The UAX29 URL Email Tokenizer supports http://unicode.org/reports/tr29/#Word_Boundaries[Unicode standard annex UAX#29] word boundaries with the following token types: `<ALPHANUM>`, `<NUM>`, `<URL>`, `<EMAIL>`, `<SOUTHEAST_ASIAN>`, `<IDEOGRAPHIC>`, and `<HIRAGANA>`.

*Factory class:* `solr.UAX29URLEmailTokenizerFactory`

*Arguments:*

`maxTokenLength`: (integer, default 255) Solr ignores tokens that exceed the number of characters specified by `maxTokenLength`.

*Example:*

[source,xml]
----
<analyzer>
  <tokenizer class="solr.UAX29URLEmailTokenizerFactory"/>
</analyzer>
----

*In:* "Visit http://accarol.com/contact.htm?from=external&a=10 or e-mail bob.cratchet@accarol.com"

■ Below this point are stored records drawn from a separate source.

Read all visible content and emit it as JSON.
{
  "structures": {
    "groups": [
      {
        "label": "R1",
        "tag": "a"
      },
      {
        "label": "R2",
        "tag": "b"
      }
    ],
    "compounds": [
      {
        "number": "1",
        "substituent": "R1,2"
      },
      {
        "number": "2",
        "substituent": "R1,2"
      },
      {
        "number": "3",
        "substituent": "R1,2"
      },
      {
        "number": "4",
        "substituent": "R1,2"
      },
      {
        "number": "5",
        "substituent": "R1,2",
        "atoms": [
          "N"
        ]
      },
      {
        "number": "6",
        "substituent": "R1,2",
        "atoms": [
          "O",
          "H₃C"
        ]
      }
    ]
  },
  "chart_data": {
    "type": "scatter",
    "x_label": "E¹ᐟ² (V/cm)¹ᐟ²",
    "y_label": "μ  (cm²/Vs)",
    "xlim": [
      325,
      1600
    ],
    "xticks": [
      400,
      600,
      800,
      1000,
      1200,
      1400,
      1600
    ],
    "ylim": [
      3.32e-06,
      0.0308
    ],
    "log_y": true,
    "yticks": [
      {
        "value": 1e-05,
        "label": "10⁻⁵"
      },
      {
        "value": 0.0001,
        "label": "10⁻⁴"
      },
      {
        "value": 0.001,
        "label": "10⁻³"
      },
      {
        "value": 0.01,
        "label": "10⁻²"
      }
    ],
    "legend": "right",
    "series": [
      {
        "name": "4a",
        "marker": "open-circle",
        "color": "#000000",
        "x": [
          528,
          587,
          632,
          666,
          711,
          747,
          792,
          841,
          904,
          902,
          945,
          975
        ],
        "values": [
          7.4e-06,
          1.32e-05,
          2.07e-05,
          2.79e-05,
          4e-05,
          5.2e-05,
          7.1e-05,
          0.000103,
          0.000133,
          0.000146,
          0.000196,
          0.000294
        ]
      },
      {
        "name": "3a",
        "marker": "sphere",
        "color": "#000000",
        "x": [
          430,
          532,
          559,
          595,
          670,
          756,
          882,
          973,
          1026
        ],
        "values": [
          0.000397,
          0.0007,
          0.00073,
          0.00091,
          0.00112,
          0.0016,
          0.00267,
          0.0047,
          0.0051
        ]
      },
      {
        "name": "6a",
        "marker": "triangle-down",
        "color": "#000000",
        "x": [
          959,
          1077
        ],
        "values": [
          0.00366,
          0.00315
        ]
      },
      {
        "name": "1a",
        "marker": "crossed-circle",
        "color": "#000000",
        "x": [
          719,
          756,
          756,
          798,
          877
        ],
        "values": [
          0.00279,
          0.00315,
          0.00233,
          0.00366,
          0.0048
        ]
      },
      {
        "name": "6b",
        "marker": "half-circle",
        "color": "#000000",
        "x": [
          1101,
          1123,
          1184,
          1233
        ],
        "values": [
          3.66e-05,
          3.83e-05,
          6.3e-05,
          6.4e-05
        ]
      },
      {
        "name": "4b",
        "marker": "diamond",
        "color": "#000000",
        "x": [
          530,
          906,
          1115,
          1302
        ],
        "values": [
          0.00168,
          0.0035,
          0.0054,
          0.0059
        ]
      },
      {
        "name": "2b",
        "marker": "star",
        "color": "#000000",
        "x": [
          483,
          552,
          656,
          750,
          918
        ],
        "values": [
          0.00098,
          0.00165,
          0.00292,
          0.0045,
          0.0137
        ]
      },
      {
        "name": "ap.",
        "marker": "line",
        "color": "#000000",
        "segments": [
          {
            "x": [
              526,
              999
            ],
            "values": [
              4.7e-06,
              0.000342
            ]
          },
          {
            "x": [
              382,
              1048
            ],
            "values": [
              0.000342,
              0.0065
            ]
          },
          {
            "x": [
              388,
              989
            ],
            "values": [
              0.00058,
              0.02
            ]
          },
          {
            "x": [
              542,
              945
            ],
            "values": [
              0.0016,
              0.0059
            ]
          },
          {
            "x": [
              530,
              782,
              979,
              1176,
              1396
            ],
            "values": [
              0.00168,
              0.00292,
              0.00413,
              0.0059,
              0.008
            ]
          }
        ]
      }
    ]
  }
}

*Out:* "Visit", "http://accarol.com/contact.htm?from=external&a=10", "or", "e", "mail", "bob.cratchet@accarol.com"

== White Space Tokenizer

Simple tokenizer that splits the text stream on whitespace and returns sequences of non-whitespace characters as tokens. Note that any punctuation _will_ be included in the tokens.

*Factory class:* `solr.WhitespaceTokenizerFactory`

*Arguments:*

`rule`::
Specifies how to define whitespace for the purpose of tokenization. Valid values:

* `java`: (Default) Uses {java-javadocs}java/lang/Character.html#isWhitespace-int-[Character.isWhitespace(int)]
* `unicode`: Uses Unicode's WHITESPACE property

*Example:*

[source,xml]
----
<analyzer>
  <tokenizer class="solr.WhitespaceTokenizerFactory" rule="java" />
</analyzer>
----

*In:* "To be, or what?"

*Out:* "To", "be,", "or", "what?"

== OpenNLP Tokenizer and OpenNLP Filters

See <<language-analysis.adoc#opennlp-integration,OpenNLP Integration>> for information about using the OpenNLP Tokenizer, along with information about available OpenNLP token filters.